Late night strolling round the side alleys of links, boynton found this review of a 3d slide show of LA architecture. A perfect communal event for retro fiends, who don the glasses and gasp in delight and horror at the vision and fate of California's googie heritage. Wish someone would do a local show. Then by chance boynton found this gallery of 20th century Melbourne architecture. Among the thumbnails are this aeroplane perspective and such icons as Myers… the NGV…and a grandstand. (Boynton used to walk past this twice a week without ever fully appreciating its deco curves. It was usually full of footballers and their brown and gold fans.)
And another chance find was this description of London at Interconnected The present encodes the past. London as a city of reused parts, of pieces accidentally left. But that bits of it are old isn't what defines it.

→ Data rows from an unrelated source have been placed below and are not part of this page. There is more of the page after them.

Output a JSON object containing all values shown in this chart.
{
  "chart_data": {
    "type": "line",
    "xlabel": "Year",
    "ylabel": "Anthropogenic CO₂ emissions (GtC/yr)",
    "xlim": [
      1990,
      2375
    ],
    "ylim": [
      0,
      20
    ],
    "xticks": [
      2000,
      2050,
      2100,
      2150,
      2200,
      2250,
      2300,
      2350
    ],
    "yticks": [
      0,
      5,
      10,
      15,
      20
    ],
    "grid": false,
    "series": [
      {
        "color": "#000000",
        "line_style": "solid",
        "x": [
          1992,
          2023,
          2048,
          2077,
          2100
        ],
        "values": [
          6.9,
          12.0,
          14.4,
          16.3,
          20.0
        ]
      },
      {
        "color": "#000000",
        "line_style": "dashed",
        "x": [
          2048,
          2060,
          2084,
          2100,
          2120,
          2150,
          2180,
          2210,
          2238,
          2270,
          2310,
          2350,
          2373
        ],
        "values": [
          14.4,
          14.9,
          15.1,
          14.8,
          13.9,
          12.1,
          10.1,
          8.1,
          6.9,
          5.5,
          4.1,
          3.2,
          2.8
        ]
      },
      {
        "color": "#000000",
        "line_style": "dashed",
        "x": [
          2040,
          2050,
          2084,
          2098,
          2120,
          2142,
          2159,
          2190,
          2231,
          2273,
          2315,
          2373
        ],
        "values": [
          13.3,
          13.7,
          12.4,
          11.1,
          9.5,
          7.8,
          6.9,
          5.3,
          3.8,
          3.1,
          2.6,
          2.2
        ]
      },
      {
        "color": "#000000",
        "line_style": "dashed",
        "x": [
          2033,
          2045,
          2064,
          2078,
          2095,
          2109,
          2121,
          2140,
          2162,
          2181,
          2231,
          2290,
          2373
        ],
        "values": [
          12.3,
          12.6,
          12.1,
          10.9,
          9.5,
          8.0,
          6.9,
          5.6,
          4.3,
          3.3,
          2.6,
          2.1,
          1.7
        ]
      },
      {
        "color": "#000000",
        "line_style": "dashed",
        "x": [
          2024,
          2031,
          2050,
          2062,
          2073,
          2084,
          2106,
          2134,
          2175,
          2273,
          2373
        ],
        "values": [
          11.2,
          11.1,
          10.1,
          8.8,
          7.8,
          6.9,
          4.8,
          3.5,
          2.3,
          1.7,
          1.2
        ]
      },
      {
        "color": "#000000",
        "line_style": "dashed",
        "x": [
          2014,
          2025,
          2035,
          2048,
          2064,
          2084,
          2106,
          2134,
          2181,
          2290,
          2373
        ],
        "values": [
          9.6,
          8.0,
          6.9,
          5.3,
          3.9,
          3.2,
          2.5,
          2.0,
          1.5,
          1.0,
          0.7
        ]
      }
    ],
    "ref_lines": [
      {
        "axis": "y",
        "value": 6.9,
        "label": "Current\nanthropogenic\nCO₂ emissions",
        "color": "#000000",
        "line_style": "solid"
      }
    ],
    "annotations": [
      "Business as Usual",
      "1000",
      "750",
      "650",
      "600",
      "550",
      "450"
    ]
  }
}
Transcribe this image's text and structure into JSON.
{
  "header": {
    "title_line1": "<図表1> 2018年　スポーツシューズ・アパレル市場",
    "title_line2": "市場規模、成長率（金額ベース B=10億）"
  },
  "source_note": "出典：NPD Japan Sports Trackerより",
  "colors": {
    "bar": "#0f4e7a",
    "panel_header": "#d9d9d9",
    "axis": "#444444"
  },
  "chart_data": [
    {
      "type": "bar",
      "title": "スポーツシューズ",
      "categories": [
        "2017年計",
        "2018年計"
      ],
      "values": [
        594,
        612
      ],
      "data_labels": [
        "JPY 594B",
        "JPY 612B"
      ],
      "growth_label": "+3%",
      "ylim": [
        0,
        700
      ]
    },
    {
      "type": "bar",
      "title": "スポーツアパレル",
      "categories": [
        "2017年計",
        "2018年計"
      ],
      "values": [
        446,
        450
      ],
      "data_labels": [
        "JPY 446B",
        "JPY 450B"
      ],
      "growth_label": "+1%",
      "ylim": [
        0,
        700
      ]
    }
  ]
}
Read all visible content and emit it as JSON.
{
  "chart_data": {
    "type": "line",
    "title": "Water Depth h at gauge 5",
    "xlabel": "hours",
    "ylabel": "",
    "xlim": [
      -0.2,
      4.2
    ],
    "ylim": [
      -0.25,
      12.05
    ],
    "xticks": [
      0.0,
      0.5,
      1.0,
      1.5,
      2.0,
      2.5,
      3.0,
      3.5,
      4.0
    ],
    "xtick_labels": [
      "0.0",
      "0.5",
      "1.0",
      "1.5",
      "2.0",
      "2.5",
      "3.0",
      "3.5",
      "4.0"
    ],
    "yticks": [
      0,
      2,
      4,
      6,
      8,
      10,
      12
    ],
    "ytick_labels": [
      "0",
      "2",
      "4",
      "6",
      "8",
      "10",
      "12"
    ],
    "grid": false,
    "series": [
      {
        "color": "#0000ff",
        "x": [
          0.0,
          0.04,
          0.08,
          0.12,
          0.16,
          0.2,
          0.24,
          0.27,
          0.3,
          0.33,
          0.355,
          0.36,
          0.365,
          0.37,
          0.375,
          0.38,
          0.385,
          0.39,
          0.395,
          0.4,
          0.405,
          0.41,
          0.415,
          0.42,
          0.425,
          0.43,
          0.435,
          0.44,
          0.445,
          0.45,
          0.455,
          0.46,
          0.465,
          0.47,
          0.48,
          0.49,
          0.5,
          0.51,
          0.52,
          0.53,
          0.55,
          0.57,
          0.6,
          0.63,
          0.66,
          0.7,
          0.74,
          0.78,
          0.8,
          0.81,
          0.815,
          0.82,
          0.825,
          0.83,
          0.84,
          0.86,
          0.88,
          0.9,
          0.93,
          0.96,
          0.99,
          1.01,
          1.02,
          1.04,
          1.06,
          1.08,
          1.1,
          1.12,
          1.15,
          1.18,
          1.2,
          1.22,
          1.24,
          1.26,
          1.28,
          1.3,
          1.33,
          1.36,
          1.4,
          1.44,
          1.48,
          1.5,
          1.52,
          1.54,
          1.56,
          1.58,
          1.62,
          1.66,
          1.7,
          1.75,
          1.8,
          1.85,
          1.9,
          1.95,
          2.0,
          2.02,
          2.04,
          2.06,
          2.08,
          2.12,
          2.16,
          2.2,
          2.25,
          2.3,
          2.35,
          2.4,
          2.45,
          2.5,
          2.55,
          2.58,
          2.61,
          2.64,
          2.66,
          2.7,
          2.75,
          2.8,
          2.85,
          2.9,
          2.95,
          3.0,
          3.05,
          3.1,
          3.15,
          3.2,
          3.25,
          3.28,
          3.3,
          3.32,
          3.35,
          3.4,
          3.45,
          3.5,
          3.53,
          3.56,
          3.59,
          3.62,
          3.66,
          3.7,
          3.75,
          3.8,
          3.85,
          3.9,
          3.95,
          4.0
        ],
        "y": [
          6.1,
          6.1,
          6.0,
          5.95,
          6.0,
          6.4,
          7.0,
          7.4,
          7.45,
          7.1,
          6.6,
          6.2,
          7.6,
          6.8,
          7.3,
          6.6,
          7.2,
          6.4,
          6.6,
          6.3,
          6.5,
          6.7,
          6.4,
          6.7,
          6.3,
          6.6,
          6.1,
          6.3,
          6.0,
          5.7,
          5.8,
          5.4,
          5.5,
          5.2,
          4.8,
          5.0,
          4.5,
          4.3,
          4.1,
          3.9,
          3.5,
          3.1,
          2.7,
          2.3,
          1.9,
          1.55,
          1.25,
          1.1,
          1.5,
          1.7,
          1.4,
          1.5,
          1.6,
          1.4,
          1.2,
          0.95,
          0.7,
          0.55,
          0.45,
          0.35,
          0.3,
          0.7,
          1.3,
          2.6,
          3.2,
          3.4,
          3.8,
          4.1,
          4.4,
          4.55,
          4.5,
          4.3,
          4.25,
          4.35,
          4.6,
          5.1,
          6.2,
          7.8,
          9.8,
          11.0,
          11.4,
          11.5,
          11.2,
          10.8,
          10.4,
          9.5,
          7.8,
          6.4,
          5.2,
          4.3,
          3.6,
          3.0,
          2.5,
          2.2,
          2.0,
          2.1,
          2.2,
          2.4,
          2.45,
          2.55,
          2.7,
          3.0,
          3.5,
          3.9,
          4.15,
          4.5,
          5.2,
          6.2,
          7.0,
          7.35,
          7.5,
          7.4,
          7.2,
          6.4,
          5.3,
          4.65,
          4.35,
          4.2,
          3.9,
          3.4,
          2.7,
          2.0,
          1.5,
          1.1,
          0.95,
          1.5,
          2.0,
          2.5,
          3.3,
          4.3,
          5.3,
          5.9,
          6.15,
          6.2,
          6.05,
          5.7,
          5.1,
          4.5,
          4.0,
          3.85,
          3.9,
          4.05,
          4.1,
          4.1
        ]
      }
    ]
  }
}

Boynton was thinking along similar lines walking round a small pocket of Richmond on Saturday night, somewhere between struggletown and tigerland, trying to clear the head of the heritage of old description.

Sunday, March 02, 2003

It's boynton's favourite time of the year. Autumn. Apparently. Because oz goes for the bureaucratic designation of the first of the month instead of the equinox-calculated change of season, there is always this kind of meteorological unease. Like a whisper or a wink under the weather: it's not really autumn yet. Maybe we should call the three missing weeks "the preliminary season" or faux.
Despite believing that the web and google can locate any piece of trivia, boynton had to abandon her quest to find info on when Australia went for the first-of-the-month system. Her hunch is that it was discussed an an intercolonial conference at Corowa, and after the repeated failure of Sydney and Melbourne to agree on a common date, a compromise was suggested by this delegate (second from the left).